Leaving school, she moved to Edinburgh for university and soon found plenty things to get involved in. She joined the Edinburgh University folk club, in her words: “Not as good as The Elbow Room but still good!” Much to her flatmates’ horror, she took up guitar lessons on offer there, and started playing and singing, contributing to the music at club nights, sessions and parties.
She recounts that there were so many opportunities in Edinburgh for folk music: The Crown Bar, Sandy Bells, Ian Green’s legendary Police Social Club, and the University Scottish Nationalist Club, a movement which has always had a strong folk music tradition that continues to this day. As she put it: “My friends all tended to be in the folk scene, so socialising and parties always ended up in music and singing sessions”.
In the early 70s, she moved to the village of Balerno, on the outskirts of Edinburgh. Having been surrounded by such a vibrant musical community, the move was no doubt an adjustment – the music on offer limited to one weekly Saturday session in the lounge bar of a local pub. Seeing the need for more, she and some friends began arranging music nights in the Grey Horse pub. The nights started as fundraisers for the Scottish National Party but as the event’s popularity grew, the audiences became steadily larger and more apolitical.
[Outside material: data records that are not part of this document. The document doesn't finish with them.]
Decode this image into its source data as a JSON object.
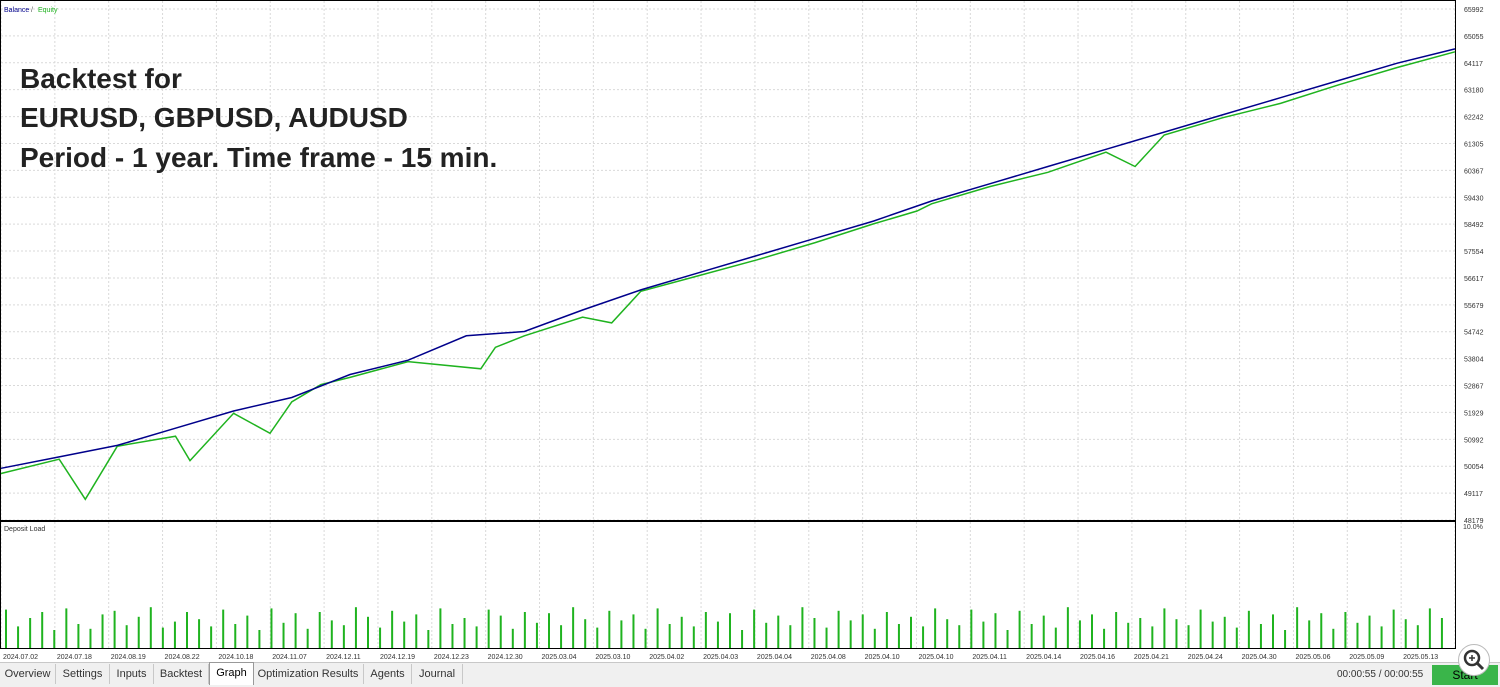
{
  "legend": {
    "balance": "Balance",
    "separator": "/",
    "equity": "Equity"
  },
  "overlay_text": [
    "Backtest for",
    "EURUSD, GBPUSD, AUDUSD",
    "Period - 1 year. Time frame - 15 min."
  ],
  "deposit_load": {
    "label": "Deposit Load",
    "max_label": "10.0%"
  },
  "colors": {
    "balance": "#00008b",
    "equity": "#1fb31f",
    "bars": "#1fb31f",
    "start_button": "#3ab54a"
  },
  "chart_data": [
    {
      "type": "line",
      "title": "",
      "series": [
        {
          "name": "Balance",
          "x": [
            0,
            4,
            8,
            12,
            16,
            20,
            24,
            28,
            32,
            36,
            40,
            44,
            48,
            52,
            56,
            60,
            64,
            68,
            72,
            76,
            80,
            84,
            88,
            92,
            96,
            100
          ],
          "y": [
            49980,
            50380,
            50780,
            51380,
            51980,
            52450,
            53250,
            53750,
            54600,
            54750,
            55500,
            56200,
            56800,
            57400,
            58000,
            58600,
            59300,
            59900,
            60500,
            61100,
            61700,
            62300,
            62900,
            63500,
            64100,
            64600
          ]
        },
        {
          "name": "Equity",
          "x": [
            0,
            4,
            5.8,
            8,
            12,
            13,
            16,
            18.5,
            20,
            22,
            24,
            28,
            33,
            34,
            36,
            40,
            42,
            44,
            48,
            52,
            56,
            60,
            63,
            64,
            68,
            72,
            76,
            78,
            80,
            84,
            88,
            92,
            96,
            100
          ],
          "y": [
            49800,
            50300,
            48900,
            50750,
            51100,
            50250,
            51900,
            51200,
            52300,
            52900,
            53150,
            53700,
            53450,
            54200,
            54600,
            55250,
            55050,
            56150,
            56700,
            57250,
            57850,
            58500,
            58950,
            59200,
            59800,
            60300,
            61000,
            60500,
            61600,
            62200,
            62700,
            63350,
            63950,
            64500
          ]
        }
      ],
      "ylim": [
        48179,
        65992
      ],
      "y_ticks": [
        "65992",
        "65055",
        "64117",
        "63180",
        "62242",
        "61305",
        "60367",
        "59430",
        "58492",
        "57554",
        "56617",
        "55679",
        "54742",
        "53804",
        "52867",
        "51929",
        "50992",
        "50054",
        "49117",
        "48179"
      ],
      "x_labels": [
        "2024.07.02",
        "2024.07.18",
        "2024.08.19",
        "2024.08.22",
        "2024.10.18",
        "2024.11.07",
        "2024.12.11",
        "2024.12.19",
        "2024.12.23",
        "2024.12.30",
        "2025.03.04",
        "2025.03.10",
        "2025.04.02",
        "2025.04.03",
        "2025.04.04",
        "2025.04.08",
        "2025.04.10",
        "2025.04.10",
        "2025.04.11",
        "2025.04.14",
        "2025.04.16",
        "2025.04.21",
        "2025.04.24",
        "2025.04.30",
        "2025.05.06",
        "2025.05.09",
        "2025.05.13"
      ],
      "grid": true,
      "legend_position": "top-left"
    },
    {
      "type": "bar",
      "title": "Deposit Load",
      "ylim": [
        0,
        10
      ],
      "values": [
        3.2,
        1.8,
        2.5,
        3.0,
        1.5,
        3.3,
        2.0,
        1.6,
        2.8,
        3.1,
        1.9,
        2.6,
        3.4,
        1.7,
        2.2,
        3.0,
        2.4,
        1.8,
        3.2,
        2.0,
        2.7,
        1.5,
        3.3,
        2.1,
        2.9,
        1.6,
        3.0,
        2.3,
        1.9,
        3.4,
        2.6,
        1.7,
        3.1,
        2.2,
        2.8,
        1.5,
        3.3,
        2.0,
        2.5,
        1.8,
        3.2,
        2.7,
        1.6,
        3.0,
        2.1,
        2.9,
        1.9,
        3.4,
        2.4,
        1.7,
        3.1,
        2.3,
        2.8,
        1.6,
        3.3,
        2.0,
        2.6,
        1.8,
        3.0,
        2.2,
        2.9,
        1.5,
        3.2,
        2.1,
        2.7,
        1.9,
        3.4,
        2.5,
        1.7,
        3.1,
        2.3,
        2.8,
        1.6,
        3.0,
        2.0,
        2.6,
        1.8,
        3.3,
        2.4,
        1.9,
        3.2,
        2.2,
        2.9,
        1.5,
        3.1,
        2.0,
        2.7,
        1.7,
        3.4,
        2.3,
        2.8,
        1.6,
        3.0,
        2.1,
        2.5,
        1.8,
        3.3,
        2.4,
        1.9,
        3.2,
        2.2,
        2.6,
        1.7,
        3.1,
        2.0,
        2.8,
        1.5,
        3.4,
        2.3,
        2.9,
        1.6,
        3.0,
        2.1,
        2.7,
        1.8,
        3.2,
        2.4,
        1.9,
        3.3,
        2.5
      ]
    }
  ],
  "tabs": [
    {
      "label": "Overview",
      "active": false
    },
    {
      "label": "Settings",
      "active": false
    },
    {
      "label": "Inputs",
      "active": false
    },
    {
      "label": "Backtest",
      "active": false
    },
    {
      "label": "Graph",
      "active": true
    },
    {
      "label": "Optimization Results",
      "active": false
    },
    {
      "label": "Agents",
      "active": false
    },
    {
      "label": "Journal",
      "active": false
    }
  ],
  "status": {
    "timer": "00:00:55 / 00:00:55",
    "start_label": "Start"
  }
}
Soon there was talk of a folk club, leading to the institution that is the Balerno Folk Club, which Morag has been involved in running for more than four decades, alongside a dedicated committee of volunteers, which in the early days also included Alex Hood, then organiser of the Edinburgh Police Folk Club. Over the years, the club has given a stage to acts now household names, including: Dougie MacLean, John Martyn, Dick Gaughan, and The McCalmans, who recorded their 1988 album “Listen to the Heat” live in concert at the club.
As well as their regular monthly programme, since 2008 the club has been a partner of the Balerno Music Festival to bring folk events to this annually held three week extravaganza of music in all its forms. The Folk Club’s events form an integral and popular part of the array of events on offer.
These years of involvement in the music have led to many wonderful memories, and unique moments. From being one of the judges for the best folk group competition during the Edinburgh Folk Festival and receiving a demo tape from a young Capercaillie – all still in school at the time, to visits to the TMSA festivals in Kinross and Blairgowrie. But most cherished of all are memories of those earliest days in The Elbow Room, where it all began.